GINZBURG: My intellectual trajectory has many roots, like anyone else’s. But working on Inquisition archival evidence has been fundamental — something I have sometimes compared to the field experience of an anthropologist. It shaped my later research in many ways, although after a few decades I started to work in different directions. I vividly remember the long days spent completely alone in the Udine Ecclesiastical Archive in the early ’60s (half a century ago, I can’t believe it) transcribing Inquisition trials nobody had seen before me — except for the inquisitors themselves. I was thrilled by what I read, thrilled by my solitude, thrilled by the encounter with a phenomenon (the benandanti) which no scholar had been aware of. Names of completely unknown peasants, men and women, emerged from those 16th-century trials — along with their dreams, their emotional reactions, and so forth. I have never since experienced something comparable in my life as a researcher.
GAZETTE: Do you consider that chapter of your life, so to speak — referring to your early archival experiences — one that is still open?
GINZBURG: Yes and no. That particular archival experience came to an end in 1989, with the publication of “Storia notturna” (translated into English as “Ecstasies: Deciphering the Witches’ Sabbath”): a book which sought to unfold, on a completely different spatial and chronological scale, the implications of my first one, “I benandanti” (translated into English as “The Night Battles”). But some of the issues I dealt with in “Ecstasies” — for instance the relationship between morphology and history — fueled much of my later work.
GAZETTE: How might you regard the subsequent chapter in your life as a researcher? One notices an increasing presence of apparently disparate nodes in cultural history in your work.
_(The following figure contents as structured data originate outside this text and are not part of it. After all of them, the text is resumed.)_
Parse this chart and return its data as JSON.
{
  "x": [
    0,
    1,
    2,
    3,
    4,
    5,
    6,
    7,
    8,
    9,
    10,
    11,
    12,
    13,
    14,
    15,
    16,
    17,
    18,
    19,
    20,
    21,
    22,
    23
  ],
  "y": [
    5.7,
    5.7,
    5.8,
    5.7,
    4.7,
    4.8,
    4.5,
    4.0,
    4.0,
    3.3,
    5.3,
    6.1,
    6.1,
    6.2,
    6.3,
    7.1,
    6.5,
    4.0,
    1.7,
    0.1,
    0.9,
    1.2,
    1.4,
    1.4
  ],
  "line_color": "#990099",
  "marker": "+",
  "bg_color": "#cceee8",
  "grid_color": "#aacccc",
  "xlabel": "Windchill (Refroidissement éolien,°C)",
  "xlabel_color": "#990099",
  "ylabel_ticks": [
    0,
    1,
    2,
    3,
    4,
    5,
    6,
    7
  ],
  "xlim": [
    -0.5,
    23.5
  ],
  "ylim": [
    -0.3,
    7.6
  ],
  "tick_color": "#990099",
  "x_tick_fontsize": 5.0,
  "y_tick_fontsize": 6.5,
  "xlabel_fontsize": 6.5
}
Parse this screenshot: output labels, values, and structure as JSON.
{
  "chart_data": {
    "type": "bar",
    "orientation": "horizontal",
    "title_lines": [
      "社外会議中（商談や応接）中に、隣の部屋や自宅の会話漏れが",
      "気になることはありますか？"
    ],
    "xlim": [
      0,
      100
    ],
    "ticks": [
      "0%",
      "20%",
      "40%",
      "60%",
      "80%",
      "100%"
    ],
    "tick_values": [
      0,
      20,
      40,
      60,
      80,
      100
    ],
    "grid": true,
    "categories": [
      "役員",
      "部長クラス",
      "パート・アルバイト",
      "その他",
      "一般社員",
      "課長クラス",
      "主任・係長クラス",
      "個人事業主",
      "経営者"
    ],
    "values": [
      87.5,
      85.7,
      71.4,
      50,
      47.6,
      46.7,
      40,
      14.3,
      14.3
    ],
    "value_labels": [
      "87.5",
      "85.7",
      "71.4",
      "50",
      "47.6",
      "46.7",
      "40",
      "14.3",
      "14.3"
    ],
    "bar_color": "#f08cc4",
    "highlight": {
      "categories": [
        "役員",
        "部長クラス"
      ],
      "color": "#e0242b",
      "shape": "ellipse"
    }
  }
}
GINZBURG: What I have done since 1989 is difficult to describe: My research path may seem erratic, although I can detect a certain logic in it. Indeed, I have tried to repeat over and over the thrill of ignorance, addressing subjects I was completely unfamiliar with. First of all, I would say, it is a pleasure: I love teaching but I love learning much more. But there is probably another, more hidden, reason. I encountered my research topic, along with the books which deeply shaped my mind as a scholar, when I was in my 20s. Being precocious is not necessarily a bliss. Later I tried, more or less unconsciously, to disentangle myself from what I had become, testing what I had learned so far on new, unfamiliar topics. Casuistry was one of them. I first come across it in an essay on Machiavelli. Then Pascal came, and his opponents: the Jesuits. I will talk about both of them in my Tanner Lectures. But casuistry also required a reflection upon case studies and their implications. Once again, writing history and reflecting on the historian’s craft were inextricably connected, as they have always been since my early experiences in the Friulian archives.
GAZETTE: You have written that you were often your own greatest antagonist and that you often held objections to your work that differed from those of your critics. Is this still so? If yes, what are your greatest objections as of now?
GINZBURG: For a long time I have been fascinated by the devil’s advocate: a figure that has played a crucial role in Catholic canonization trials since the early 17th century. The topic of the Martin Buber lecture I gave in Jerusalem a few years ago was “Inner Dialogues. The Jew as Devil’s Advocate.” I feel involved in an endless, contentious conversation with the devil’s advocate. What does he say to me in these days? He says: “You are trying to tame me. You are not listening to me as you did in the past.” Maybe he is right. But self-satisfaction would be the end — a ludicrous end. I will try to do my best to avoid it.